“I’m so full, I could pop” says Annabelle as she takes the last bite of her pizza. “I really need to eat healthier, I've got to loose 30 pounds … but I’m feeling so stressed today that I think I’ll order the cheese cake. Across the table, her attorney friend, Avery, orders another glass of red wine, she is so stressed from handling the constant pressure of dealing with clients facing divorce. Meanwhile Sue is complaining about her 17 year-old daughter, Mindy. “If she doesn't get more focused, I'm afraid she won't get into a good college,” she says, “I don’t know what we’ll do then.” Annabelle and Avery know what Sue will do—she’ll continue to feel anxious and worried about her daughter. The next time they all meet for lunch Annabelle will overeat and then feel guilty, Avery will drink too much red wine and Sue will be filled with anxiety over her daughter's life-style choices.
We all encounter these scenarios, and they continue to repeat themselves over-and-over again until you break the patterns. The challenge is how do you learn to co-exist and embrace uncomfortable feelings, such as, anxiety, depression or illness? How do you co-exist with unpleasant feelings and still live a productive life? How do you enjoy living?
Morita Therapy, known as the Psychology of Action was developed by Japanese psychiatrist Shoma Morita in the early part of the twentieth century. Morita was greatly influenced by Zen Buddhism although Morita therapy is not a Zen practice. This treatment method originated from Morita’s observation of his clients who developed a type of anxiety neurosis called shinkeishitsu. Morita’s observations and desire to help people to live a full life regardless of feelings of anxiety, depression, illness, or procrastination helped him to develop Morita Therapy. Morita Therapy or Morita Coaching teaches people how to work with the obstacles that are created internally by focusing one’s own attention on what reality brings in each moment. By learning to simply accept what is, Morita teaches one how to then actively respond to what needs doing. Morita is a reality-based therapy that teaches the value of taking action in creating a meaningful life regardless of your fears, insecurities or uncomfortable feelings.

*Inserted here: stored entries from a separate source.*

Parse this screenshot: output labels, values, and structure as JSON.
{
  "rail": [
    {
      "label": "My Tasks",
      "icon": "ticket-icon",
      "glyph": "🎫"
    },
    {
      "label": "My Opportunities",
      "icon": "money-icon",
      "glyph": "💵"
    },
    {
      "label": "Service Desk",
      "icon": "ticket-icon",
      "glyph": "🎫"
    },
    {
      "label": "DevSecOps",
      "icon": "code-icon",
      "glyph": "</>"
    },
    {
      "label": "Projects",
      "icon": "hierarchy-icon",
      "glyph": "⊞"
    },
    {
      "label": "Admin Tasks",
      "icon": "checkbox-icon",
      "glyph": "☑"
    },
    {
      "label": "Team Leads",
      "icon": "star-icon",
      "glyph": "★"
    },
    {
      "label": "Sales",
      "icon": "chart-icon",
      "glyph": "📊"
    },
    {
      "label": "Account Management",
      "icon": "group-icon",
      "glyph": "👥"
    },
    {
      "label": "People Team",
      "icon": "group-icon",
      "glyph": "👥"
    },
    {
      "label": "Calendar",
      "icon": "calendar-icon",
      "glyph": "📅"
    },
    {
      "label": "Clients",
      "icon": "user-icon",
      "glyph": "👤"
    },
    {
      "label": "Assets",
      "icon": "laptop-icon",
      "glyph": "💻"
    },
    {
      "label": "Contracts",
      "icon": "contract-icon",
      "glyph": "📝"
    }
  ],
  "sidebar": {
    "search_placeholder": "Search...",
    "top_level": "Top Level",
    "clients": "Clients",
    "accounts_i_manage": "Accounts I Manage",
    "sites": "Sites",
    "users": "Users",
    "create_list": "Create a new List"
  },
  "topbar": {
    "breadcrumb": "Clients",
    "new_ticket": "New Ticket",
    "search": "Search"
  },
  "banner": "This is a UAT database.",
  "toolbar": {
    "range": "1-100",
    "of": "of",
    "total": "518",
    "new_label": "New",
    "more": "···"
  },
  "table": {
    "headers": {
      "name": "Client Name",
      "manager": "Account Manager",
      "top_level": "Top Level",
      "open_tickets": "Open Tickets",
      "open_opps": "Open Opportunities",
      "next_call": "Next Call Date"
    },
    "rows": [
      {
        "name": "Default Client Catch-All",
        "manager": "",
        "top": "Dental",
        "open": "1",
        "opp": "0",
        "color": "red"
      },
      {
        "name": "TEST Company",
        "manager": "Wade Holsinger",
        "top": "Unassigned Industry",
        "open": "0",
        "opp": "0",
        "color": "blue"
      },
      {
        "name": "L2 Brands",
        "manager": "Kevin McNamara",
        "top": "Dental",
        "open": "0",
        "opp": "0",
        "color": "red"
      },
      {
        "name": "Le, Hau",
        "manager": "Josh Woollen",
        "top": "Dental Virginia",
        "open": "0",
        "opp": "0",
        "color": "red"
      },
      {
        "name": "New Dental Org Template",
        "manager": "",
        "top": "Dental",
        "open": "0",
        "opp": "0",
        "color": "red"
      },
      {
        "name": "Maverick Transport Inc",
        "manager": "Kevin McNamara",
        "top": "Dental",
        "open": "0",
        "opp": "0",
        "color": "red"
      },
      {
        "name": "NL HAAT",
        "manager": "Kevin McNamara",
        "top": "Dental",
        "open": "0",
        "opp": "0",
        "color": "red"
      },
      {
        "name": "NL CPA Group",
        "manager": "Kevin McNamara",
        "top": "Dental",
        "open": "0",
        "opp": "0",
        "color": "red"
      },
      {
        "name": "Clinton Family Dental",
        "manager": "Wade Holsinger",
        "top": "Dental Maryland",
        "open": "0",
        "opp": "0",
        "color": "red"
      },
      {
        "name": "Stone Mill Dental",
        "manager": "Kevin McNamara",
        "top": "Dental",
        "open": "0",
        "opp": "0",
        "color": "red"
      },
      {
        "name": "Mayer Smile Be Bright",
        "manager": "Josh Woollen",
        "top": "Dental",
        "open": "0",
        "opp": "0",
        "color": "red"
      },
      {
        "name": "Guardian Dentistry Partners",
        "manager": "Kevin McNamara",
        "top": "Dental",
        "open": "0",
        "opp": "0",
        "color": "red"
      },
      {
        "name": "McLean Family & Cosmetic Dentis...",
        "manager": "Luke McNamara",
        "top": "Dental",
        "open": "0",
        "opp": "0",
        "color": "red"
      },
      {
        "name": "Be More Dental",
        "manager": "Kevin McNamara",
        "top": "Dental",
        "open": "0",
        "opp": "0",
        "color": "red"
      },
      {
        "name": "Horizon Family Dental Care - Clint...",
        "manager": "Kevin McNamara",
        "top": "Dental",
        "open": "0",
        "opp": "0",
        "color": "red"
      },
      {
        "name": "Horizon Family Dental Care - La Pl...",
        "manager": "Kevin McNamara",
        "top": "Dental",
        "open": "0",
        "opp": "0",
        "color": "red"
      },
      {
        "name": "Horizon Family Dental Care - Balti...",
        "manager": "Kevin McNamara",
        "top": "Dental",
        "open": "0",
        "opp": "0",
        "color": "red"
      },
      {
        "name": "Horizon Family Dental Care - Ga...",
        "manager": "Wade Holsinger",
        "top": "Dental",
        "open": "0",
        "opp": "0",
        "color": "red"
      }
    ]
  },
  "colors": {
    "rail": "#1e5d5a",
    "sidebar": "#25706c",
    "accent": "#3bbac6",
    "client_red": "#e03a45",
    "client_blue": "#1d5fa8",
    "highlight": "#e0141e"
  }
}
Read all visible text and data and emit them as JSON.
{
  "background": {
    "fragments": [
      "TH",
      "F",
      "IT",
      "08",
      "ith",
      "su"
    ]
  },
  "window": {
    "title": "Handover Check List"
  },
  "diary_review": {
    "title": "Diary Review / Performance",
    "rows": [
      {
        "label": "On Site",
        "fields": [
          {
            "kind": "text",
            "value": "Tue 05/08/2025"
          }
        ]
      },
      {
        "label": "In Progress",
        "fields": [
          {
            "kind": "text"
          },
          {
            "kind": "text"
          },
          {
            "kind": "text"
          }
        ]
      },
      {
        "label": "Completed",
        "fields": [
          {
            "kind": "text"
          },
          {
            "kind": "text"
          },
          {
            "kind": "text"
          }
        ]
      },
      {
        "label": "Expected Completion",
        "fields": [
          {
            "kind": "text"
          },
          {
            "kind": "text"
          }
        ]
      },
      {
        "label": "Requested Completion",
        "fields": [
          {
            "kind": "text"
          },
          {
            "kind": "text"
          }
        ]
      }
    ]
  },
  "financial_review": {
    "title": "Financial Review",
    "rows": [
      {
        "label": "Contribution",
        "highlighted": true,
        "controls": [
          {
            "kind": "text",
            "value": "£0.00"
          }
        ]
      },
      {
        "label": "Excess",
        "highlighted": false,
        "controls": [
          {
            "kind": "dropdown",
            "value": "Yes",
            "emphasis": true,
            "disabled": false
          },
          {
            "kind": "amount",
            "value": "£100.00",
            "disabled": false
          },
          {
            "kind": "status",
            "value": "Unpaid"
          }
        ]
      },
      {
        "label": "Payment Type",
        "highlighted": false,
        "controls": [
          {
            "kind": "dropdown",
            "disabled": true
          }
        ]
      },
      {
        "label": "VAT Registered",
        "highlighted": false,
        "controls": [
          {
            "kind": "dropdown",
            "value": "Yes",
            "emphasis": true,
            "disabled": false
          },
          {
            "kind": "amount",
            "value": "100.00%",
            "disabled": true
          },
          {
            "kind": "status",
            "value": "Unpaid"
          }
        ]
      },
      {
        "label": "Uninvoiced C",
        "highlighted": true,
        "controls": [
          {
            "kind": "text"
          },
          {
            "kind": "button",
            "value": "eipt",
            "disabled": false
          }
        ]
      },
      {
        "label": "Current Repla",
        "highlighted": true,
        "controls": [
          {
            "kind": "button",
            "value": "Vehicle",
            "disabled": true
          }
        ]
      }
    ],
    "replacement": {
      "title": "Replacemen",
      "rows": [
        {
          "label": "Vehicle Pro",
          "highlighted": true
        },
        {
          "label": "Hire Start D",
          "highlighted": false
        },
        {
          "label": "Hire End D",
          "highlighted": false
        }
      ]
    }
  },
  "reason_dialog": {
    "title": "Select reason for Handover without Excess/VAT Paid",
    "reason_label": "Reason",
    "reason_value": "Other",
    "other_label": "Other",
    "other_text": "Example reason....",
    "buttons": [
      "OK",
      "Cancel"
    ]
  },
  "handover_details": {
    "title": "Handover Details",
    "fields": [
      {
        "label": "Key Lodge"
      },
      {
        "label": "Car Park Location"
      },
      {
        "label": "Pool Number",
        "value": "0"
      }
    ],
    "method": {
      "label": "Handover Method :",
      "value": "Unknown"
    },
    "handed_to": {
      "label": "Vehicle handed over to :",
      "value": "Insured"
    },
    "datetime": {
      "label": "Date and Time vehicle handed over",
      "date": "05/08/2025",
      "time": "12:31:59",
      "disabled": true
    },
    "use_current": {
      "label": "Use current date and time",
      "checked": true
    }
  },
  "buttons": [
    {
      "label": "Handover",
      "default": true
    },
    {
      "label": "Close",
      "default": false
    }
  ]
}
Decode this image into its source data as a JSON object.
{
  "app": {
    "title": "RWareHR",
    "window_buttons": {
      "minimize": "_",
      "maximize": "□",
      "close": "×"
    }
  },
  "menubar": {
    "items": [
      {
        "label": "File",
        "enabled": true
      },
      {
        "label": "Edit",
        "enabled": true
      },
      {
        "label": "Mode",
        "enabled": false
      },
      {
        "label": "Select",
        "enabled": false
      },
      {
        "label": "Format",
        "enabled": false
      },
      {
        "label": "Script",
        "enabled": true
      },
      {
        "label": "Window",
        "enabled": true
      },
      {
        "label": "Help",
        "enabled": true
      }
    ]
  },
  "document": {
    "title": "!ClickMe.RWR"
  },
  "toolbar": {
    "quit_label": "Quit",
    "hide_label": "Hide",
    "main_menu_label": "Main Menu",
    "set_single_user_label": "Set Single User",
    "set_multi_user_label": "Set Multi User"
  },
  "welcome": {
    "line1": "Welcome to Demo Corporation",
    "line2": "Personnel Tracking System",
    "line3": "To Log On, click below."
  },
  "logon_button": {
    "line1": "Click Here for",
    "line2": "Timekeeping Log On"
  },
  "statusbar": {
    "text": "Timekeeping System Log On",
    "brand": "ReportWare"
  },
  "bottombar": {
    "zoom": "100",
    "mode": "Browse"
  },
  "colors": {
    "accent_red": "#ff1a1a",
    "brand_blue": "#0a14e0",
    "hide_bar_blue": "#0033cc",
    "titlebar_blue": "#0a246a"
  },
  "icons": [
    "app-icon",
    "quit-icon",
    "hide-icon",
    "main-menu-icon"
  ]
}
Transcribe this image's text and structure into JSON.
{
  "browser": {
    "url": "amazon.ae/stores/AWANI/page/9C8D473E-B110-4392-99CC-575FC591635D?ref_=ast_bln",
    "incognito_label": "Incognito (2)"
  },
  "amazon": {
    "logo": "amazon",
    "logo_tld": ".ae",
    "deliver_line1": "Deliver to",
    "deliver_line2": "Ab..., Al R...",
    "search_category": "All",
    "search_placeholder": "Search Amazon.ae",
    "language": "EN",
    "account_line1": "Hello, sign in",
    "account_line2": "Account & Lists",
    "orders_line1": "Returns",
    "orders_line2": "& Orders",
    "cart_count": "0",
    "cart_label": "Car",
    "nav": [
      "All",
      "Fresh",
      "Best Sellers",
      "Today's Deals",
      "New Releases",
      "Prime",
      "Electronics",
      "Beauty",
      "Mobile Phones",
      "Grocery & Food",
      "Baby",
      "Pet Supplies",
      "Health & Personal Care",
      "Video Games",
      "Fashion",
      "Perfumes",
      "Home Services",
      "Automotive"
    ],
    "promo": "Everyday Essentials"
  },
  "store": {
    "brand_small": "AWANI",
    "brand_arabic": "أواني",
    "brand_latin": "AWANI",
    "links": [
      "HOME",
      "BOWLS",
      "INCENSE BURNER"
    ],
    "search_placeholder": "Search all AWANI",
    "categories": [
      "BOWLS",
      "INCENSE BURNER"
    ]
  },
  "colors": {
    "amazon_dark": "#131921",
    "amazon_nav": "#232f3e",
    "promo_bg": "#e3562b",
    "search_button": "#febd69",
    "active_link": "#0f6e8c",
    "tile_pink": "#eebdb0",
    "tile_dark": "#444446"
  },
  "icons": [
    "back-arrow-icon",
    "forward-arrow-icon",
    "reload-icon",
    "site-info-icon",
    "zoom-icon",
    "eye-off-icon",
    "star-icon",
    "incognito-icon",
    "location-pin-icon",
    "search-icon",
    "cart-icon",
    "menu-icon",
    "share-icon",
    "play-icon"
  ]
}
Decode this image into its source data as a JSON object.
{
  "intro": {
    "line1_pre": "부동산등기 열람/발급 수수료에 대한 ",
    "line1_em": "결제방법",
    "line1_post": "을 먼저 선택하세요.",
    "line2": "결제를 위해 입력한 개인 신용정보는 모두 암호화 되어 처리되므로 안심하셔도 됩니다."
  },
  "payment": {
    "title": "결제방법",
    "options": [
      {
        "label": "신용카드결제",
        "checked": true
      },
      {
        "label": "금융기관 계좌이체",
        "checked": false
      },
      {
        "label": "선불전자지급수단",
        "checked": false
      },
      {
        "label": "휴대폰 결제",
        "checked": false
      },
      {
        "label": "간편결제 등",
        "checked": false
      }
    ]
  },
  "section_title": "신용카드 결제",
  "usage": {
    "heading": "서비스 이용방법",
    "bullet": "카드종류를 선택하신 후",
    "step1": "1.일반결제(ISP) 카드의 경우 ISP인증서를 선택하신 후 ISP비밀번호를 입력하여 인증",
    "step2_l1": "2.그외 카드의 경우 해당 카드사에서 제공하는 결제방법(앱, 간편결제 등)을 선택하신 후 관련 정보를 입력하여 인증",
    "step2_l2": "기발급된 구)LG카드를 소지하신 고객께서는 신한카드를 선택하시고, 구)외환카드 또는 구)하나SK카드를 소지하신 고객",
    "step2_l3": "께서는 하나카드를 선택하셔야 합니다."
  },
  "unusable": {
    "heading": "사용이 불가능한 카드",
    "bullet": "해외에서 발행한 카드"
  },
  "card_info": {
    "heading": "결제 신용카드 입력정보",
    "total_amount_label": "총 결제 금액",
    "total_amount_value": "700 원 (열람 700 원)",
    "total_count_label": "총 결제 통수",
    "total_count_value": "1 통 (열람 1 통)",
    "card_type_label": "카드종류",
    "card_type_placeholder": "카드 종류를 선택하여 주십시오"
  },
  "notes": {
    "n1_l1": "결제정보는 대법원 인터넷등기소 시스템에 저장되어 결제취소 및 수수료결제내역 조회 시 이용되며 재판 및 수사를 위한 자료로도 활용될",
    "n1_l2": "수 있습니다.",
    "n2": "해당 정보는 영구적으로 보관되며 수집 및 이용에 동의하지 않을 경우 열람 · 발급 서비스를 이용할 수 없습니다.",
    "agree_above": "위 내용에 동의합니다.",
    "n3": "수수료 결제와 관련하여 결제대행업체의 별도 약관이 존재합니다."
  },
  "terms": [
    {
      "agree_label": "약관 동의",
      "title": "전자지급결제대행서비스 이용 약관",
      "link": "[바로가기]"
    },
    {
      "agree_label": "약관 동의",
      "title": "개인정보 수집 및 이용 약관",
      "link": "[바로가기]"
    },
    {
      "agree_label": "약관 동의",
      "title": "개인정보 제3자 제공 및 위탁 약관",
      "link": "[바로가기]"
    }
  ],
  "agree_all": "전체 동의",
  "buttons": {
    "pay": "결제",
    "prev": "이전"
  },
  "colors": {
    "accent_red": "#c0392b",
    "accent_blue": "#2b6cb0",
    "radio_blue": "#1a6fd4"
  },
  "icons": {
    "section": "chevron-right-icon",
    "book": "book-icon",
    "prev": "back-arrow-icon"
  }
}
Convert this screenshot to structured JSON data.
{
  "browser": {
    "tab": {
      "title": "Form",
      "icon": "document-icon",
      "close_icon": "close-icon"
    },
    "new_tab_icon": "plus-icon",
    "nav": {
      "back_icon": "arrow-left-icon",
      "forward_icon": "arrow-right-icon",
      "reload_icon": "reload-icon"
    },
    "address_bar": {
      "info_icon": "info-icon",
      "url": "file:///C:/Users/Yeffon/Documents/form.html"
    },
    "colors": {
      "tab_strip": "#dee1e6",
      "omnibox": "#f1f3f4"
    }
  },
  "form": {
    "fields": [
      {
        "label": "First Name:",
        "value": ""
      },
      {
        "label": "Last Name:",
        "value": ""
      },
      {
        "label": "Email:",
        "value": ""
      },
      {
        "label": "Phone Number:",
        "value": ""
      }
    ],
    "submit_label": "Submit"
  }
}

According to the latest research, one out of four adults reports being a persistent procrastinator. If your to-do list stirs up uncomfortable feelings and thoughts such as “I don’t feel like it, I couldn't care less, or I don’t want to do it now” don't worry, you are not alone.
Penny (not her real name) is just one of my clients who experiences these types of feelings everyday. Penny, noticed that her life was so full of uncomfortable feelings and that these unpleasant feeling were preventing her from living the life she dreamed of. Penny was a procrastinator. Penny decided to come to me for Morita Coaching. Together we explored the ways Penny was procrastinating and we found new ways for Penny to learn how to co-exist with unpleasant feelings and still take action on what was important to her. Many of the excuses Penny used to make have now fallen away and she now find herself looking at what needs to be done instead of only responding to the things she feels like doing.
Penny exclaimed “The awareness of being driven by my purpose instead of being driven by my feelings has resulted in a deeper and richer life experience. I am very grateful for Morita Coaching because it has also taught me about perseverance and to never giving up! Now when I don't feel like doing something, I remember my purpose, and that motivates me to keep going! One of the important parts of doing Coaching was to help me clearly identify my purpose and now I engage in activities that support my purpose. Even when I make a mistake, I know that tomorrow is a new day and I get another chance at living my life in a full and beautiful way.”
Penny says that on "bad" days she reminds herself of the popular Japanese expression “Nana-Korobi, Ya-Oki”, which means, “seven times down, eight times up” which reminds her of the importance of determination, taking action, and living life in a meaningful way in the face of frequent failures and to keep on going despite the setbacks she encounters along the way.
It takes courage and stamina to get up after a knock; it takes will-power and strength to try again. However, this is often what life requires you to do. You need to be able to accomplish your purpose in spite of fears and self-doubt. Always we begin anew!